Ela continuou: "Alto rendimento não significa eficiência e, na maioria das vezes, exigimos do nosso corpo um esforço além do que fomos preparados fisiologicamente para aguentar. Observamos um aumento da incidência da síndrome de burnout, transtorno de ansiedade, SII e depressão. Precisamos desacelerar e entender que nosso corpo não é uma máquina, que precisa de uma pausa e cuidados para aguentar a rotina de forma eficiente. Por isso a necessidade de buscar profissionais sérios que auxiliem neste processo."

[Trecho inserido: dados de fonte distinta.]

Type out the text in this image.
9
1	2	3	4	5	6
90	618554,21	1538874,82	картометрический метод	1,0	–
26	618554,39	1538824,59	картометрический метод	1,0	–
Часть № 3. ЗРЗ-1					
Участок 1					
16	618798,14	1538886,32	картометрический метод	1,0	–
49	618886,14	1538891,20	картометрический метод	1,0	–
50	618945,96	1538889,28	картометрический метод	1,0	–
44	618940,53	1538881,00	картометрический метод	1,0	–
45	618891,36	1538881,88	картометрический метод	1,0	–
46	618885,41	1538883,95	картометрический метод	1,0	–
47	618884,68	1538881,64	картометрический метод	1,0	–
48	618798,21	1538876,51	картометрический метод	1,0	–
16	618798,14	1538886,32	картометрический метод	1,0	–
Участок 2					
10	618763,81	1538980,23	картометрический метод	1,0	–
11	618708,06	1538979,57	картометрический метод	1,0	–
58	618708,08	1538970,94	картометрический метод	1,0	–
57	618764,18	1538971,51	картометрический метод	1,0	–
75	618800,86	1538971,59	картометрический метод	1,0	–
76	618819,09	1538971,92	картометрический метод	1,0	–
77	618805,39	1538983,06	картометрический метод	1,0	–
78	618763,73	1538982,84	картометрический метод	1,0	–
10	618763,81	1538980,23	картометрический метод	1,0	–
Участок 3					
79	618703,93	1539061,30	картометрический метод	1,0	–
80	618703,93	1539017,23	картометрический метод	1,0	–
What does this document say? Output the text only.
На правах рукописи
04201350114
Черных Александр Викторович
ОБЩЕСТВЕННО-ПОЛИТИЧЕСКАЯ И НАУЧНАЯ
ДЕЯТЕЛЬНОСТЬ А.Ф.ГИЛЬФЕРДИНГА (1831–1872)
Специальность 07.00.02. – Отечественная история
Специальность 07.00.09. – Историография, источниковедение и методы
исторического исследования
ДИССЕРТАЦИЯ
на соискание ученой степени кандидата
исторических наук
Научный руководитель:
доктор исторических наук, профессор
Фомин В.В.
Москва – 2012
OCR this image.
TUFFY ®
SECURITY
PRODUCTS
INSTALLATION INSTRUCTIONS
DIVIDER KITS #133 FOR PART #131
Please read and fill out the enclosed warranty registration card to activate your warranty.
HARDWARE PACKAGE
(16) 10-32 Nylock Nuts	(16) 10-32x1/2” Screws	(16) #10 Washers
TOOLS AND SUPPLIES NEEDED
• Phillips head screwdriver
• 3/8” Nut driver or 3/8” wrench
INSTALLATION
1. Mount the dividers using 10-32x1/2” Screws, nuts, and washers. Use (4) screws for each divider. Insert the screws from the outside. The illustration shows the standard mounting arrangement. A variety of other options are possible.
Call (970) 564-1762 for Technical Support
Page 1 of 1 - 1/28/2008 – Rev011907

Lais Murta: nutricionista clínica, mestranda em ciências da saúde no IEP Sírio Libanês, pós-graduada em fisiologia do exercício pela EPM/Unifesp (Escola Paulista de Medicina da Universidade Federal de São Paulo) e em nutrição clínica funcional na VP Consultoria; membra da ISNPR (International Society of Nutritional Psychiatry Research).

Daniela Seixas: nutricionista graduada pela UFPR (Universidade Federal do Paraná), mestrado e doutorado em ciências bioquímica pela UFPR, pós-doutorado pela EEFE-USP (Escola de Educação Física e Esporte da Universidade de São Paulo), pós-doutorado pela FCF-USP (Faculdade de Ciências Farmacêuticas da Universidade de São Paulo), pós-doutorado pelo Scripps Research Institute - SD - California (EUA), autora do livro "Compostos Bioativos dos Alimentos".